Undoubtedly, one of the reasons so many people start a business from their home is that it's easy – theoretically. As a tech contractor, you just open your laptop and start working.
But ask anyone who runs a home office: there are plenty distractions and financial risks that come along with it. We talked with a few successful home-business owners about how they keep productivity high at home.
These five productivity hacks can home-based IT professionals work better and smarter:
- Network before you leap.
- Embrace the home office life (to a point).
- Separate work and living spaces.
- Have a plan for IT liabilities.
- Protect your time.
Hack 1: Network Before You Leap
When Michelle Garrett (@PRisUs), founder of Garrett Public Relations, made the leap to start her own PR firm, she already had a few clients in the bag. This made her business launch go smoothly.
While setting up her business infrastructure, Garrett found three clients by:
- Joining professional organizations.
- Talking with friends who referred her to potential clients.
Additionally, while still employed full-time, Garrett worked weekends taking care of the little things like getting business cards printed, setting up her office, and doing basic accounting. By taking this approach, Garrett avoided a "cash crunch" where she was working for weeks without any income during her transition.
Hack 2: Embrace the Home Office Life (to a Point)
When she started Human SEO, a digital marketing business, Shannon Steffen (@ShannonKSteffen) was stressed. She worried that clients would think she was unprofessional because she worked from her home. She worried her dogs would bark and interrupt client calls.
After fretting about it, Steffen finally gave up and embraced life in the home office. Now when her clients hear a dog bark in the background, she tells them, "It's just my interns telling me that they want more cookies for all the work they put in every day." The client laughs and it's back to work.
"Most start-ups believe they need to look big," Steffen explains, "but the added stress that comes with pretending to be something you're not can lead to lower quality work and artificially stuffy relationships with clients."
Hack 3: Separate Your Workspace and Your Living Space
Just because you work at home, it doesn't mean your home is an office. It's important to separate these two by:
- Designating an area for your work.
- Using a desk that's exclusively for work.
- Ensuring that you're not taking your work home with you (even though you kind of are).
Home-office professionals have to find a way to "flip the switch" and stop thinking about work once they punch out for the day. Consider adding an end-of-day routine like making a cup of tea, shutting your laptop, or going for walk (without your phone). These gestures can help you signal to your work brain that you're off duty.
Hack 4: Have a Plan for Your IT Liabilities
When you run your own company, you become liable for mistakes in your work and injuries (financial or bodily) that people suffer. Surprise!

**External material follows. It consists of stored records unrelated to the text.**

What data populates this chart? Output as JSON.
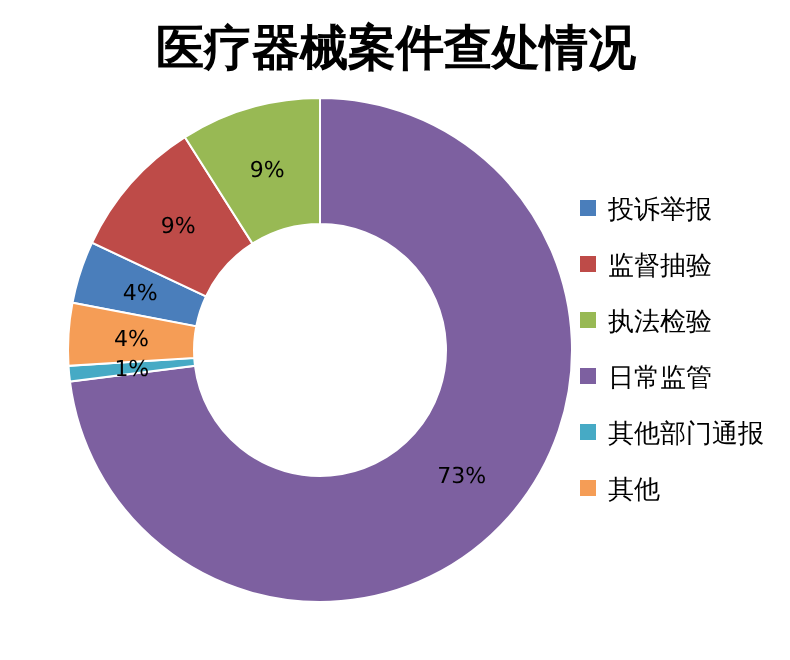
{
  "chart_data": {
    "type": "donut",
    "title": "医疗器械案件查处情况",
    "categories": [
      "投诉举报",
      "监督抽验",
      "执法检验",
      "日常监管",
      "其他部门通报",
      "其他"
    ],
    "values": [
      4,
      9,
      9,
      73,
      1,
      4
    ],
    "value_labels": [
      "4%",
      "9%",
      "9%",
      "73%",
      "1%",
      "4%"
    ],
    "colors": [
      "#4a7ebb",
      "#be4b48",
      "#98b954",
      "#7d60a0",
      "#46aac5",
      "#f59d56"
    ],
    "legend": "right"
  }
}
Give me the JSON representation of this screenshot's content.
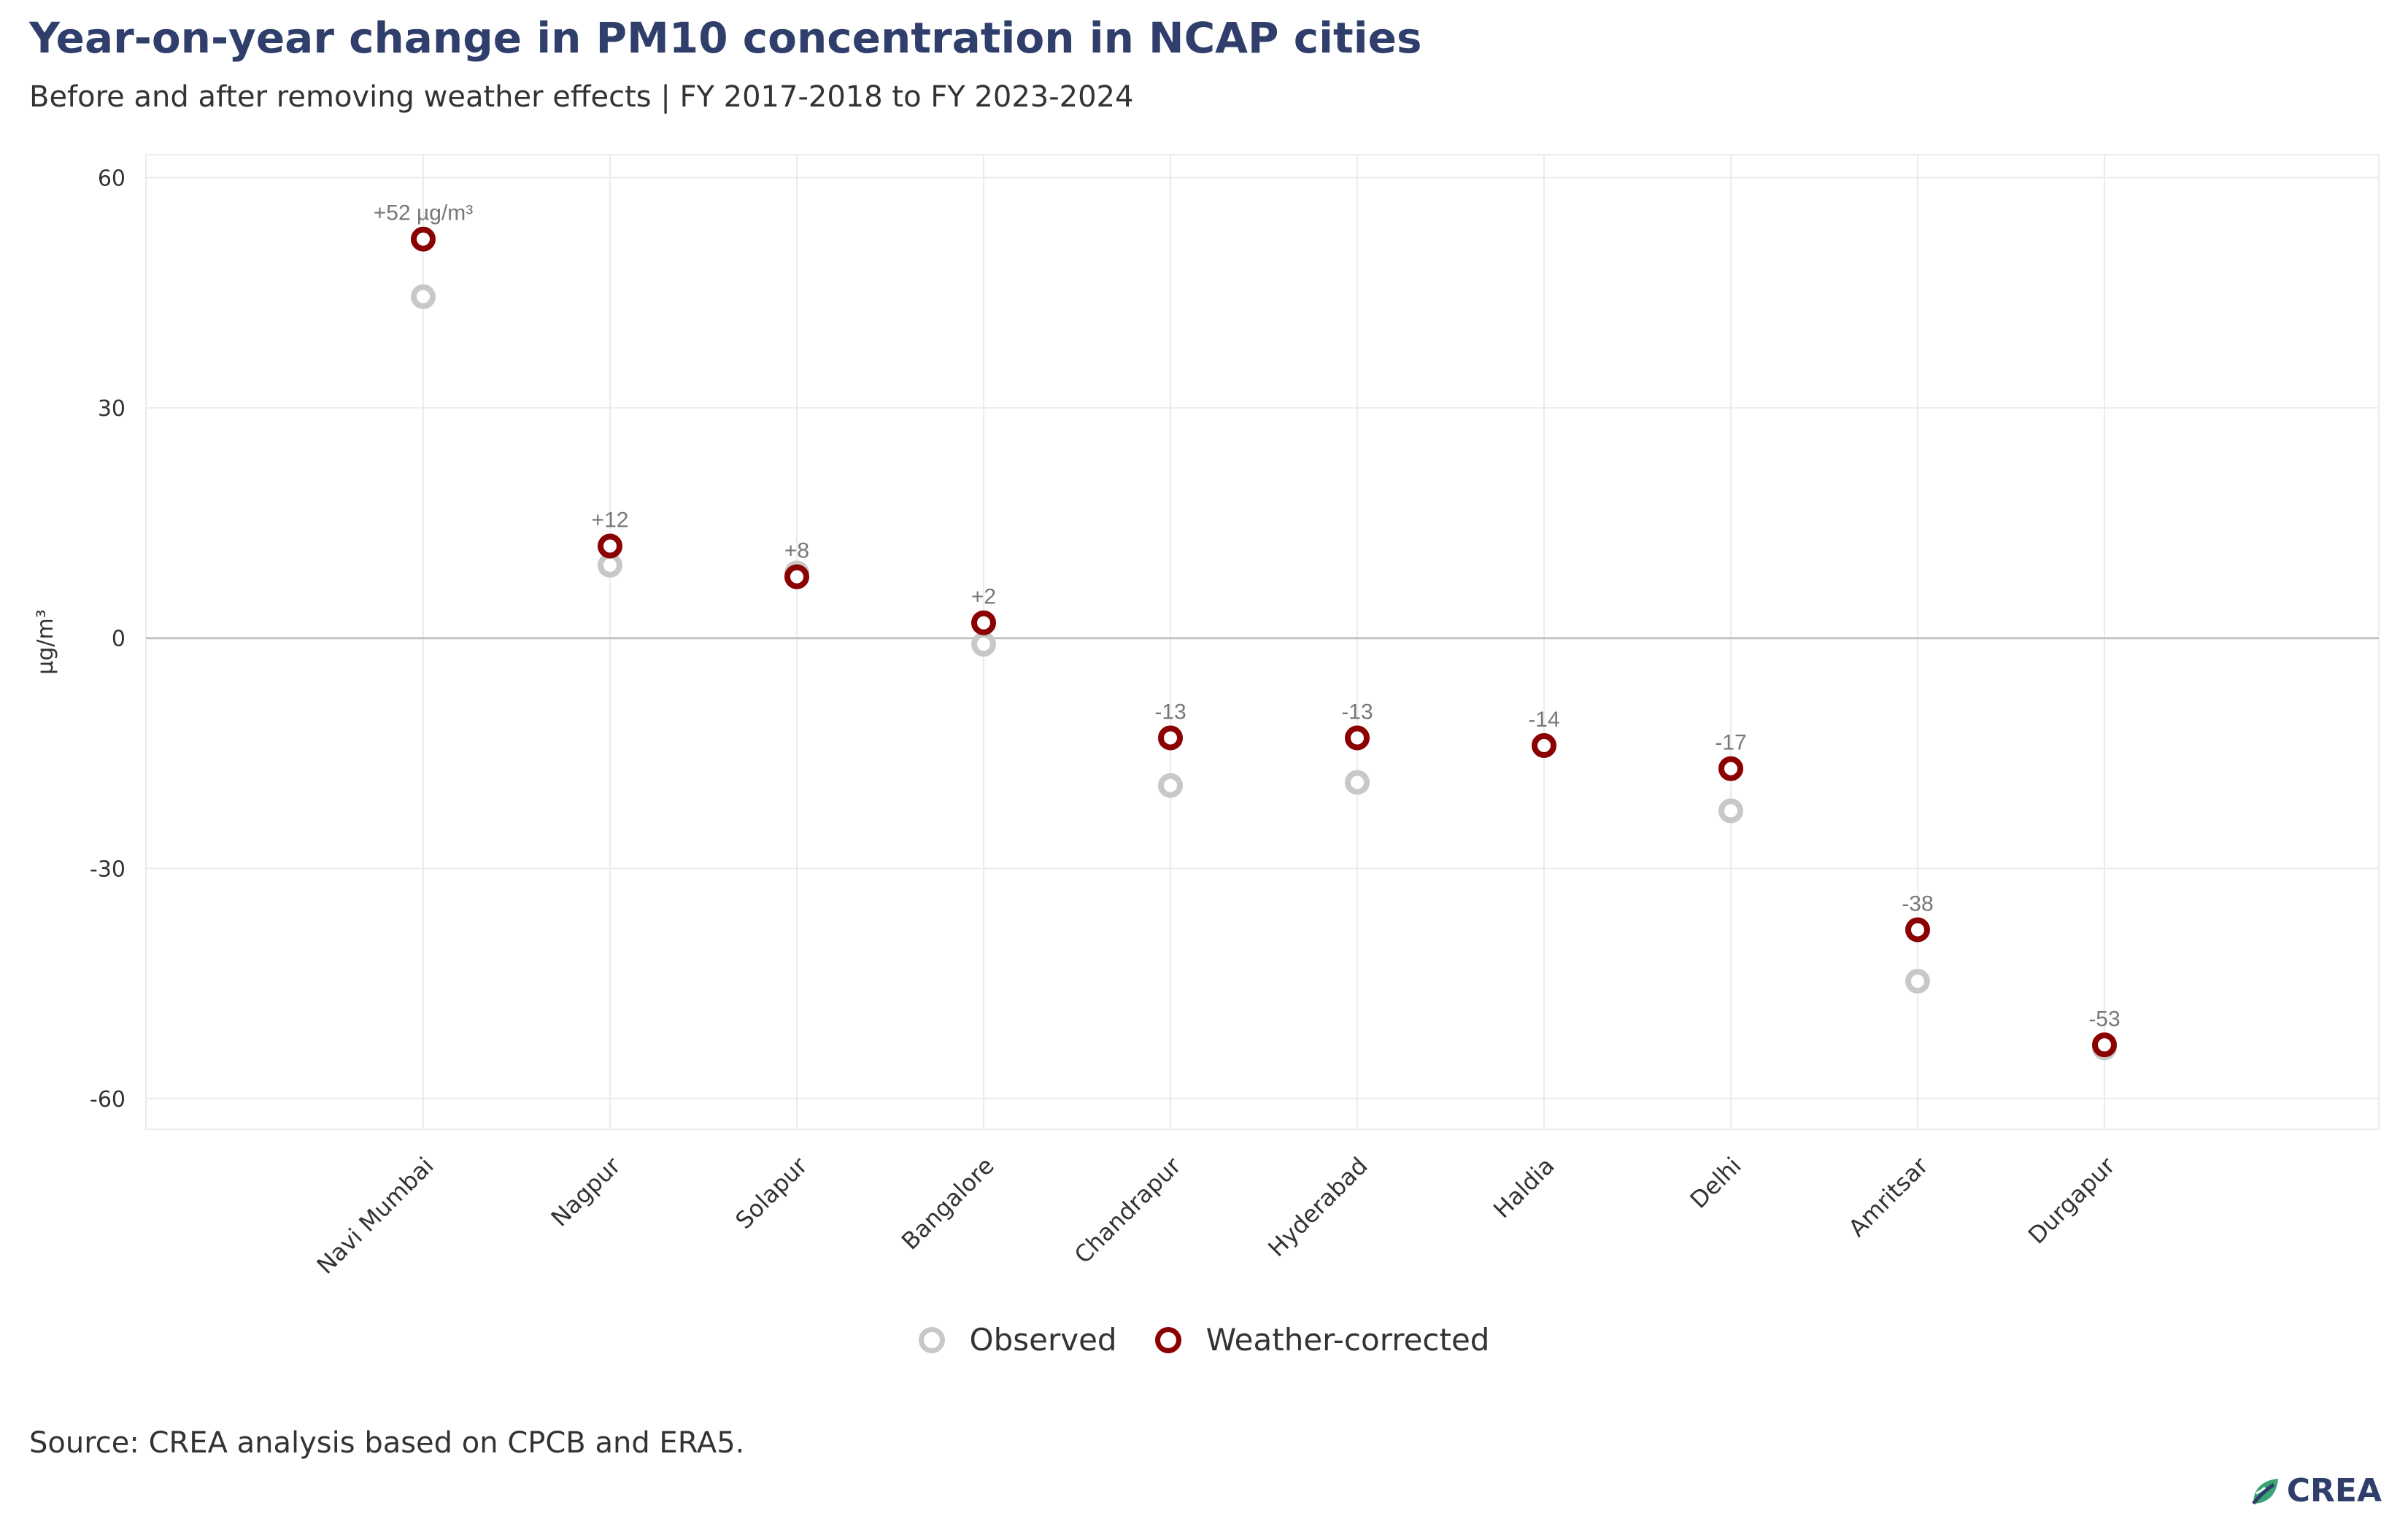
{
  "title": "Year-on-year change in PM10 concentration in NCAP cities",
  "subtitle": "Before and after removing weather effects | FY 2017-2018 to FY 2023-2024",
  "source": "Source: CREA analysis based on CPCB and ERA5.",
  "brand": "CREA",
  "colors": {
    "observed": "#c8c8c8",
    "weather_corrected": "#8b0000",
    "title": "#2f3e6b",
    "grid": "#ebebeb",
    "zero_line": "#c4c4c4",
    "label": "#777777"
  },
  "chart_data": {
    "type": "scatter",
    "title": "Year-on-year change in PM10 concentration in NCAP cities",
    "subtitle": "Before and after removing weather effects | FY 2017-2018 to FY 2023-2024",
    "ylabel": "µg/m³",
    "ylim": [
      -64,
      63
    ],
    "yticks": [
      60,
      30,
      0,
      -30,
      -60
    ],
    "ytick_labels": [
      "60",
      "30",
      "0",
      "-30",
      "-60"
    ],
    "grid": true,
    "legend_position": "bottom",
    "categories": [
      "Navi Mumbai",
      "Nagpur",
      "Solapur",
      "Bangalore",
      "Chandrapur",
      "Hyderabad",
      "Haldia",
      "Delhi",
      "Amritsar",
      "Durgapur"
    ],
    "series": [
      {
        "name": "Observed",
        "values": [
          44.5,
          9.5,
          8.5,
          -0.8,
          -19.2,
          -18.8,
          -14,
          -22.5,
          -44.7,
          -53.4
        ]
      },
      {
        "name": "Weather-corrected",
        "values": [
          52,
          12,
          8,
          2,
          -13,
          -13,
          -14,
          -17,
          -38,
          -53
        ]
      }
    ],
    "data_labels": [
      "+52 µg/m³",
      "+12",
      "+8",
      "+2",
      "-13",
      "-13",
      "-14",
      "-17",
      "-38",
      "-53"
    ]
  }
}
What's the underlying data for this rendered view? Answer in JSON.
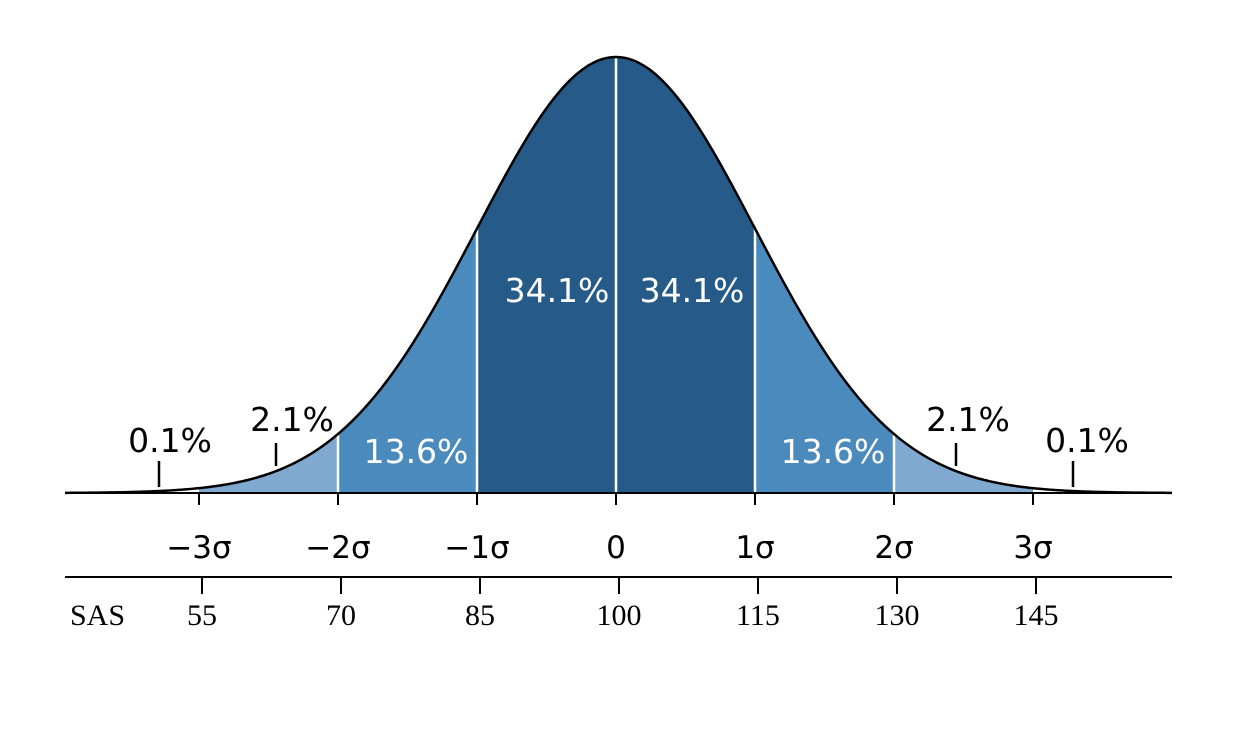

When you were an employee at someone else's company, your employer absorbed this liability. If you made a mistake or a client got injured on the business's premises, the client could sue the employer.
Now those liabilities fall on your shoulders. For this reason, it's important to:
- Keep your home-office clean and in good repair.
- Talk with your insurance agent about technology General Liability Insurance for home offices. Homeowner's insurance often doesn't cover home-based business lawsuits.
- Read your client contracts carefully, and be sure to fulfill any requirements to have Errors and Omissions Insurance (to cover the cost of lawsuits over professional mistakes).
If you're unfamiliar with IT insurance requirements, see our post "Why Your Technology Clients Want You to Have General Liability Insurance."
Hack 5: Protect Your Time
Working at home means you have a lot of free time on your hands, right? Not really. But friends and family may start asking you for favors and asking you to take care of something during the day while they're at work. Be careful you don't spread yourself too thin. You need to dedicate your day to doing your work.
That isn't to say your friends are trying to take advantage of you. Sometimes the biggest distractions come from your own best intentions. But remember that you'll need to work out a balance of work / home boundaries once you open up a home office.